A Brief History of ‘Silent Night’
The classic Christmas tune was first composed as a poem, and it was set to music for the first time in the winter of 1818
“Silent Night” is such an iconic Christmas song that it’s hard to imagine it’s not some ancient folk tune that wafted out of the mist one wintery night. But the song did not spring from some holly- and ivy-lined fairy glade, instead the origin of the peaceful song comes 200 years ago during a turbulent time in Europe.
The continent was reeling in the aftermath of the Napoleonic Wars. Financial scarcity and insecurity abounded, further stoked by fires, floods and famine. But the conflict was, at least, finally over. In 1816, Josef Mohr, a Catholic priest from Oberndorf bei Salzburg, which had just come under Austrian rule, wrote a poem called “Stille Nacht" to commemorate the coming of peace. Then, he put the poem aside for two years.
He returned to the poem in the winter of 1818, according to CNN's John Malathronas, when the river Salzbach flooded into Mohr's parish church of Saint Nicholas. So the congregation could have music on Christmas Eve, Mohr asked school teacher and church organist Franz Xaver Gruber from the neighboring village of Arndorf to set his poem to music to be sung by two voices and a guitar. Gruber wrote the arrangement in an afternoon.
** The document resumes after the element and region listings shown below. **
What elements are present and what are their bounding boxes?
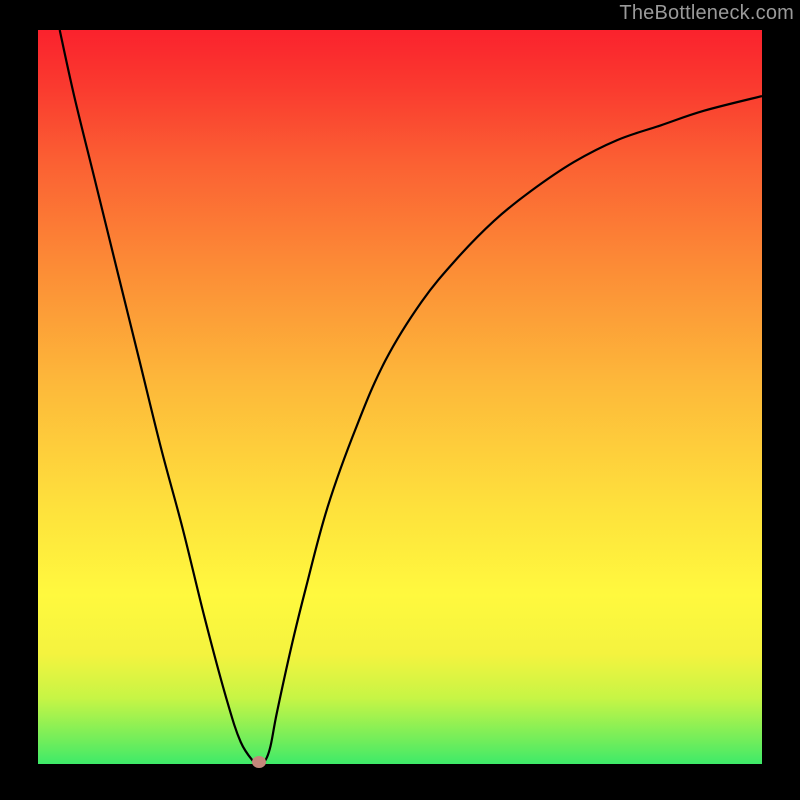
minimum-marker-dot [252,756,266,768]
bottleneck-curve [38,30,762,764]
attribution-text: TheBottleneck.com [619,2,794,25]
curve-left-limb [60,30,256,764]
chart-plot-area [38,30,762,764]
curve-right-limb [255,96,762,764]
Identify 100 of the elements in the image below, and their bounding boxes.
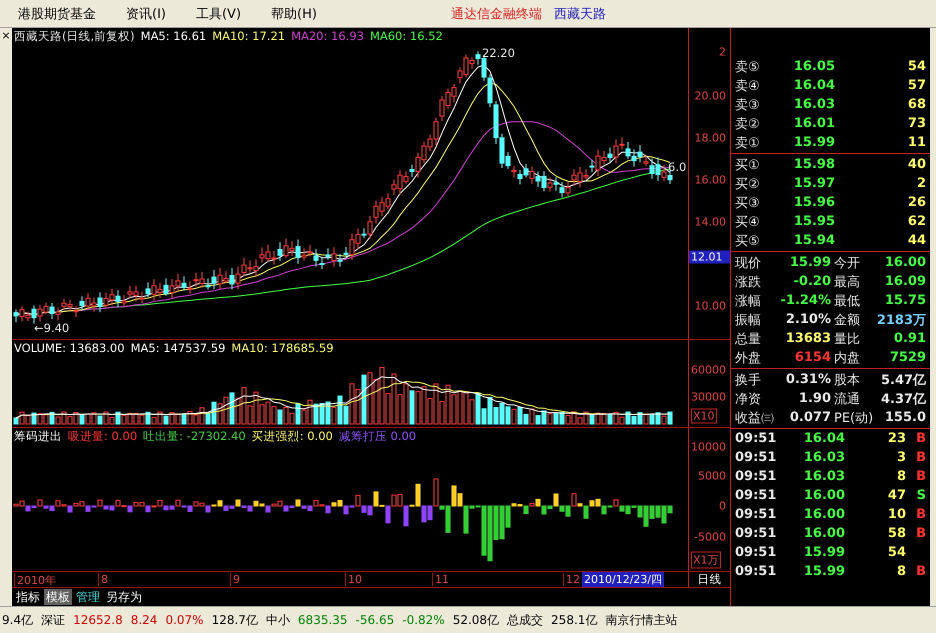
axis-tick-label: 10.00 <box>694 300 726 312</box>
stat-label: 今开 <box>833 254 861 272</box>
order-price: 16.05 <box>792 59 835 74</box>
bottom-tab[interactable]: 另存为 <box>104 589 144 605</box>
stat-value: 5.47亿 <box>881 372 926 388</box>
menu-item[interactable]: 港股期货基金 <box>18 4 96 22</box>
status-text: 6835.35 <box>298 613 348 627</box>
date-axis-label: 9 <box>230 573 240 586</box>
order-level-label: 卖③ <box>735 96 761 114</box>
order-volume: 40 <box>906 157 926 172</box>
stat-label: 股本 <box>833 372 861 388</box>
bottom-tab[interactable]: 管理 <box>74 589 102 605</box>
trade-volume: 47 <box>886 488 906 503</box>
axis-tick-label: 18.00 <box>694 132 726 144</box>
stat-value: 155.0 <box>884 410 926 425</box>
legend-text: VOLUME: 13683.00 <box>14 341 125 355</box>
axis-tick-label: 5000 <box>698 470 726 482</box>
axis-unit-label: X1万 <box>691 552 721 568</box>
stat-label: 净资 <box>735 390 762 408</box>
legend-text: 筹码进出 <box>14 429 62 444</box>
legend-text: MA10: 17.21 <box>212 29 286 44</box>
axis-tick-label: 30000 <box>691 390 726 404</box>
axis-tick-label: 10000 <box>691 440 726 454</box>
legend-text: 减筹打压 0.00 <box>338 429 416 444</box>
close-button[interactable]: × <box>1 30 11 41</box>
date-axis-label: 12 <box>563 573 580 586</box>
order-price: 15.98 <box>792 157 835 172</box>
order-level-label: 卖⑤ <box>735 58 761 76</box>
status-text: 总成交 <box>507 612 544 628</box>
status-text: -56.65 <box>356 613 394 627</box>
stat-value: 6154 <box>794 350 831 365</box>
order-volume: 68 <box>906 97 926 112</box>
current-value-marker: 12.01 <box>689 250 730 264</box>
stat-value: -1.24% <box>780 293 831 308</box>
stat-label: 振幅 <box>735 312 762 328</box>
status-text: -0.82% <box>402 613 445 627</box>
stat-value: 15.99 <box>788 255 831 270</box>
order-price: 16.04 <box>792 78 835 93</box>
stat-value: 2.10% <box>784 312 831 327</box>
order-volume: 11 <box>906 135 926 150</box>
stock-title: 西藏天路 <box>554 6 606 22</box>
bottom-tab[interactable]: 指标 <box>14 589 42 605</box>
status-text: 258.1亿 <box>551 612 598 628</box>
trade-volume: 54 <box>886 545 906 560</box>
trade-price: 16.03 <box>802 450 845 465</box>
trade-side: B <box>915 507 926 522</box>
status-text: 中小 <box>266 612 290 628</box>
trade-time: 09:51 <box>735 488 778 503</box>
low-price-label: ←9.40 <box>34 321 70 335</box>
stat-label: 内盘 <box>833 350 861 366</box>
status-text: 12652.8 <box>73 613 123 627</box>
stat-label: 最低 <box>833 292 861 310</box>
status-text: 南京行情主站 <box>605 612 678 628</box>
stat-value: 7529 <box>888 350 926 365</box>
period-label: 日线 <box>688 572 730 587</box>
order-level-label: 买① <box>735 156 761 174</box>
trade-volume: 8 <box>896 469 906 484</box>
menu-item[interactable]: 工具(V) <box>196 4 242 22</box>
menu-item[interactable]: 帮助(H) <box>271 4 317 22</box>
stat-value: 0.077 <box>788 410 831 425</box>
stat-label: 涨跌 <box>735 274 762 290</box>
axis-tick-label: 60000 <box>691 364 726 376</box>
order-price: 16.03 <box>792 97 835 112</box>
order-volume: 73 <box>906 116 926 131</box>
trade-volume: 58 <box>886 526 906 541</box>
bottom-tab[interactable]: 模板 <box>44 589 72 605</box>
trade-time: 09:51 <box>735 431 778 446</box>
order-volume: 2 <box>916 176 926 191</box>
trade-price: 16.00 <box>802 488 845 503</box>
axis-tick-label: 16.00 <box>694 174 726 186</box>
trade-volume: 10 <box>886 507 906 522</box>
order-level-label: 买② <box>735 176 761 192</box>
legend-text: 吸进量: 0.00 <box>68 429 138 444</box>
menu-item[interactable]: 资讯(I) <box>126 4 166 22</box>
date-axis-label: 8 <box>98 573 108 586</box>
stat-value: 4.37亿 <box>881 390 926 408</box>
trade-price: 16.03 <box>802 469 845 484</box>
stat-label: 流通 <box>833 390 861 408</box>
trade-side: B <box>915 526 926 541</box>
legend-text: MA5: 16.61 <box>140 29 206 44</box>
status-text: 0.07% <box>165 613 204 627</box>
stat-label: 换手 <box>735 372 762 388</box>
order-volume: 54 <box>906 59 926 74</box>
trade-side: B <box>915 564 926 579</box>
stat-label: 最高 <box>833 274 861 290</box>
trade-price: 15.99 <box>802 545 845 560</box>
order-price: 15.96 <box>792 195 835 210</box>
order-level-label: 买③ <box>735 194 761 212</box>
trade-price: 16.04 <box>802 431 845 446</box>
legend-text: MA20: 16.93 <box>291 29 364 44</box>
order-price: 15.95 <box>792 214 835 229</box>
trade-time: 09:51 <box>735 469 778 484</box>
order-volume: 26 <box>906 195 926 210</box>
legend-text: 吐出量: -27302.40 <box>143 429 246 444</box>
stat-label: 收益㈢ <box>735 410 775 426</box>
stat-value: 16.09 <box>884 274 926 289</box>
stat-value: 1.90 <box>798 391 831 406</box>
axis-tick-label: 2 <box>719 46 726 58</box>
stat-label: 量比 <box>833 330 861 348</box>
axis-tick-label: 14.00 <box>694 216 726 228</box>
Because guitar was not an instrument approved by the Church, the duo waited until the conclusion of Christmas Eve mass before debuting the song. Mohr sang tenor and strummed the guitar while Gruber sang bass, with the congregation coming in on the chorus.
The song might have remained a one-night wonder, but when the organ repairman Karl Mauracher arrived, he heard the song and took the sheet music home with him to Tyrol, an area known for its choirs. The choirs began singing the tune, and eventually it was translated and spread around Europe. In 1839, it came to the United States when the Rainer Family Singers—think of The Sound of Music but more Dickensian—toured the New World.
According to Edward W. Schmidt at America magazine, by the 1850s, the carol was so popular and important that the Royal Hofkapelle (court orchestra) in Berlin wanted to trace its origins. The theory was that it may have been composed by Johann Haydn, the brother of well-known composer Joseph Haydn. Eventually, the inquiry made it back to Gruber, who wrote a brief history of the tune called “Authentic Origination of the Composition of the Christmas Carol ‘Silent Night.’”
The story doesn't end there. In 1912, according to the Austrian National Tourism Office, sculptor Joseph Mühlbacher wanted to create a memorial to the song’s originators. Though paintings of Gruber were made during his lifetime, Mohr always resisted having an image made. So Mühlbacher set about locating Mohr’s grave—yes, his grave—in the town of Wagrain, which was his last posting as a priest. He proceeded to dig up Mohr’s skull, using his remains to inform his sculpture of the two men. For several years, the skull remained in storage. When a chapel named after the song was constructed on the site of St. Nicholas church in the 1920s, Mohr's skull was embedded in the wall, where it remains today. Mühlbacher's sculpture of the two men, meanwhile, stands outside the Silent Night Chapel.
To celebrate the song's bicentennial, the Salzburg Museum is currently presenting an exhibit on its 200 year legacy, which will also be officially marked at 13 Silent Night locations around Salzburg, Upper Austria and Tirol.